Besides asking questions that will immediately come to mind concerning the issues covered in the passage, it is also good to consider questions about the literary device(s) that were observed. Asking why an author chose their genre, or literary devices and the implications will help further understand the author's intent.

Once there is a list of questions it may be apparent that “one generates so many questions that answering them all would be impossible”. In a group setting, the leader may read aloud all the questions raised to remind the group what they were and get everyone to pick one (or two or three) question/s that stood out to them. Then as a group, re-read the passage to help shine any more light on the question they picked. A brief discussion on their findings may ensue.

The goal of discussing the findings to the questions raised is to help understand the passage in more detail. However, it is important to be aware that some questions raised may be “interpretive questions that fail to emerge from the text itself and therefore those that the text is not prepared to answer”. “Proper interpretation involves answering questions that arise from observations of the text itself, so as to ensure that the interpretation accords with the agenda of the text.” It is an interpretation fallacy to try and answer “questions that the text does not raise”.

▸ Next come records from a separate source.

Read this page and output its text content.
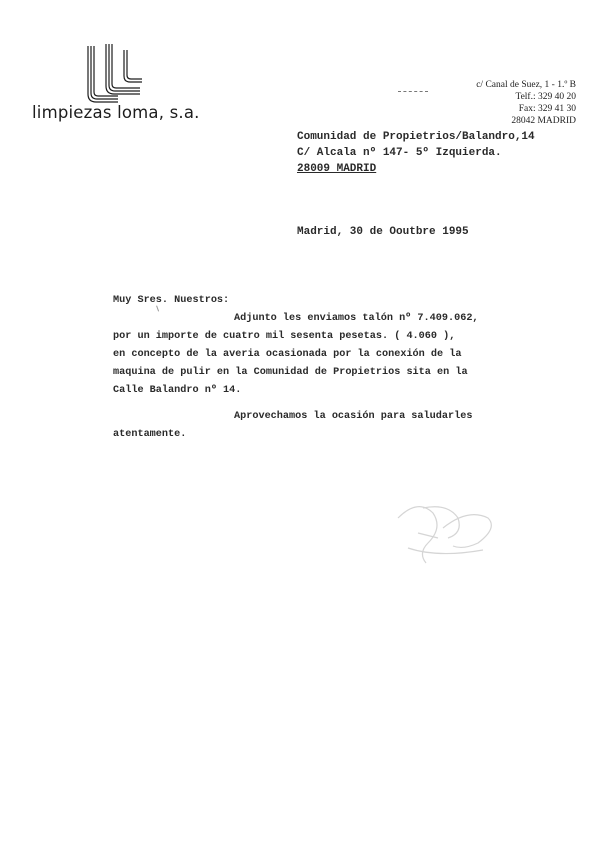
limpiezas loma, s.a.
c/ Canal de Suez, 1 - 1.º B
Telf.: 329 40 20
Fax: 329 41 30
28042 MADRID
Comunidad de Propietrios/Balandro,14
C/ Alcala nº 147- 5º Izquierda.
28009 MADRID
Madrid, 30 de Ooutbre 1995
Muy Sres. Nuestros:
Adjunto les enviamos talón nº 7.409.062,
por un importe de cuatro mil sesenta pesetas. ( 4.060 ),
en concepto de la averia ocasionada por la conexión de la
maquina de pulir en la Comunidad de Propietrios sita en la
Calle Balandro nº 14.
Aprovechamos la ocasión para saludarles
atentamente.
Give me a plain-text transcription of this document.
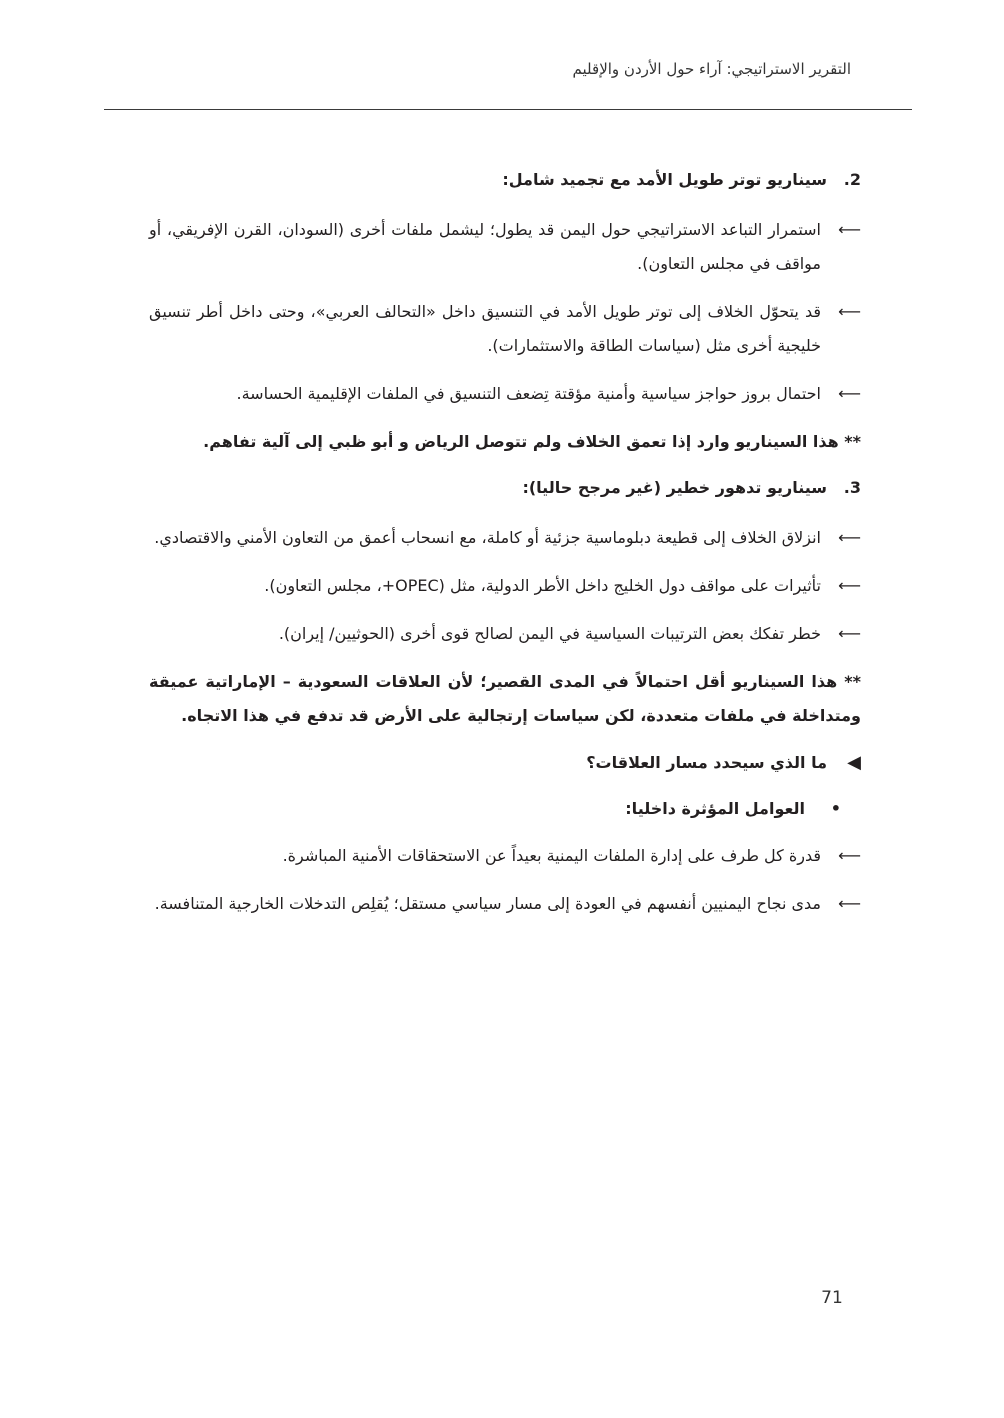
التقرير الاستراتيجي: آراء حول الأردن والإقليم
2.سيناريو توتر طويل الأمد مع تجميد شامل:
⟵
استمرار التباعد الاستراتيجي حول اليمن قد يطول؛ ليشمل ملفات أخرى (السودان، القرن الإفريقي، أو مواقف في مجلس التعاون).
⟵
قد يتحوّل الخلاف إلى توتر طويل الأمد في التنسيق داخل «التحالف العربي»، وحتى داخل أطر تنسيق خليجية أخرى مثل (سياسات الطاقة والاستثمارات).
⟵
احتمال بروز حواجز سياسية وأمنية مؤقتة تِضعف التنسيق في الملفات الإقليمية الحساسة.
** هذا السيناريو وارد إذا تعمق الخلاف ولم تتوصل الرياض و أبو ظبي إلى آلية تفاهم.
3.سيناريو تدهور خطير (غير مرجح حاليا):
⟵
انزلاق الخلاف إلى قطيعة دبلوماسية جزئية أو كاملة، مع انسحاب أعمق من التعاون الأمني والاقتصادي.
⟵
تأثيرات على مواقف دول الخليج داخل الأطر الدولية، مثل (OPEC+، مجلس التعاون).
⟵
خطر تفكك بعض الترتيبات السياسية في اليمن لصالح قوى أخرى (الحوثيين/ إيران).
** هذا السيناريو أقل احتمالاً في المدى القصير؛ لأن العلاقات السعودية – الإماراتية عميقة ومتداخلة في ملفات متعددة، لكن سياسات إرتجالية على الأرض قد تدفع في هذا الاتجاه.
◀ما الذي سيحدد مسار العلاقات؟
•العوامل المؤثرة داخليا:
⟵
قدرة كل طرف على إدارة الملفات اليمنية بعيداً عن الاستحقاقات الأمنية المباشرة.
⟵
مدى نجاح اليمنيين أنفسهم في العودة إلى مسار سياسي مستقل؛ يُقلِص التدخلات الخارجية المتنافسة.
71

Commentaries and Study Notes

It is best to not consult commentaries of Bible study notes until one has wrestled with the text first. “Inductive Bible study emphasizes firsthand study of the text rather than the study of books about the text.” The inductive method moves from evidence (the text) to inference, and not the other way round. In a group setting the method should create a level playing field avoiding any expert/novice imbalance. Everyone approaches the same text and lets it speak for itself.

Ideas better stick if one has formulated them on their own, rather than simply read them. If one wants to use a commentary do it later in the process so “students can enter into critical conversation with these discussions”.

It is also important to “to judge exegetical arguments and conclusions on their own merits”. Don’t discredit an argument because it was said by someone of a different theological persuasion than one’s own (ad hominem fallacy), and likewise don’t simply accept the soundness of an argument if it was said by well recognised scholars (fallacy of appeal to authority).

Commentaries generally stop their study at working out “the past-historical meaning, thus giving the impression that study of the text culminates not in [application] but in interpretation.” Whereas the goal is for the text to apply to one's life.